Danny hesitated. “Maybe.”
Rae knew the difference between Danny knowing and maybe knowing.
“How much gas is in it? How long is it gonna run and how long if we get fucking lost in the dark?”
“We just get away and then shut it down and wait until daylight and figure from there.”
“Ha,” Rae barked sarcastically. “On the way out here, did you see any damn thing different from east to west to north to south?”
“No, but the sun rises in the east, Rae, so we go from there.”
They were quiet for a while and then Rae rolled into him, wrapping one leg around his, and felt the warmth and knew he felt it, too.
“So we just run away with nothing?” she said. “Everything they asked us to do, we did. Don't you want to get what they promised us?”
“Ten thousand might not be worth all this.”
“I'm thinking you're right. Hell, fifty each ain't enough for kidnapping a damn federal judge.”

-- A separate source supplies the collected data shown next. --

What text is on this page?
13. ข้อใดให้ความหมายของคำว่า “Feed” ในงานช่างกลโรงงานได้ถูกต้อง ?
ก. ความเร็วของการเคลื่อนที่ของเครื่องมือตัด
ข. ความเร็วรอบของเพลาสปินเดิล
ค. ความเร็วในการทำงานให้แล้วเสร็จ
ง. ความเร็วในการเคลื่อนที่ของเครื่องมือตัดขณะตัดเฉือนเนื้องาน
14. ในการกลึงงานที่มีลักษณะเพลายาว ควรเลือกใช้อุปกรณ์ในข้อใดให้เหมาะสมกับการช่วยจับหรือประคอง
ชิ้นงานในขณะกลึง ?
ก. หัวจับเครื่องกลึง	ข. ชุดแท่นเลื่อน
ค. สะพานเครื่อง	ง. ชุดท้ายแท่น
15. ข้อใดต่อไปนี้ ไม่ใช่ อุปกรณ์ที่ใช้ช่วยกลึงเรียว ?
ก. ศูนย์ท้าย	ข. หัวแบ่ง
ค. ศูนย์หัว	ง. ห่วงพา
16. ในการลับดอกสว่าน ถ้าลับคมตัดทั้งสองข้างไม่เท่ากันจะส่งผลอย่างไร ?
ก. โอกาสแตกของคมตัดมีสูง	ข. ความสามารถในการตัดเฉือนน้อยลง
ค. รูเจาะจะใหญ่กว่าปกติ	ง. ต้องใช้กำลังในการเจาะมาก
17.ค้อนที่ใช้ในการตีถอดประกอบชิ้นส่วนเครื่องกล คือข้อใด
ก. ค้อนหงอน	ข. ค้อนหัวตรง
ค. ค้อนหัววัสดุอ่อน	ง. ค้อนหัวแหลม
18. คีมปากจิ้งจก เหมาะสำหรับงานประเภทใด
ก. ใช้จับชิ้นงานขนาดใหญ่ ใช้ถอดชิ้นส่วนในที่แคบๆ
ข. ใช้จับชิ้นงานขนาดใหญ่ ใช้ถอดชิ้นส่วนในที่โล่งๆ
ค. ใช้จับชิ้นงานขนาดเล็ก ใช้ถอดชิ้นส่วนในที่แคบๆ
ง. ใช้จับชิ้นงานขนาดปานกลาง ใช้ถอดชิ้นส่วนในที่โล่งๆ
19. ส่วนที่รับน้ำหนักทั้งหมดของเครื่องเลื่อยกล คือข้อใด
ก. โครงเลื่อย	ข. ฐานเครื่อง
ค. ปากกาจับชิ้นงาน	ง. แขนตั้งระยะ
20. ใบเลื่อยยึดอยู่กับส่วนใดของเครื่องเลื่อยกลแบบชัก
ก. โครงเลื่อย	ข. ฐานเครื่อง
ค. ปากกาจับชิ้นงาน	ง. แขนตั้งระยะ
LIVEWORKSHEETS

There. She'd spilled it, and now she had to wait for Danny's reaction, which wasn't nearly as slow in coming as it usually was.
“You're still thinking she's a judge?”
“She told me.”
“And since when do you believe anybody, Rae? Maybe she just said that to make you scared.”
“I checked,” she said, going deeper into it now.
“What do you mean, you checked?”
“With Kelsey.”
Danny's legs cinched up, squeezing hers, and then he rolled away. It was hard to check his eyes with only starlight to see by, but she knew anger would be there.
“Rae, Christ! You've got your damn cell phone? Geronimo will go fucking nuts if he finds out. You were supposed to leave all that shit back at the airport locker.”
This time, she held on to her own response, letting the moment of her truth-telling pass.
“He hasn't found it yet and he isn't going to.”
She'd told Danny of her hiding place before. He'd actually blanched and raised his eyebrow the way he did when he thought people were bullshitting him. But it was Danny who'd told her the stories of the prison work camp in Grayling where both the inmates and their women visitors hid packets of drugs and other contraband in their body cavities. He even told her of one woman who smuggled in a single-shot zip gun and ammunition that way. She hadn't believed him, but experimented and found out, yes, it was possible.
“So who the hell you been talking to, Rae, besides Kelseyâthe fucking FBI?”
She let that go also. Danny knew she didn't like it when he was a smart-ass to her. She also knew he'd be contrite about it if she let him. After a few moments, she said: “I only texted her.”
“Rae, they can track a text just as easy as a conversation.”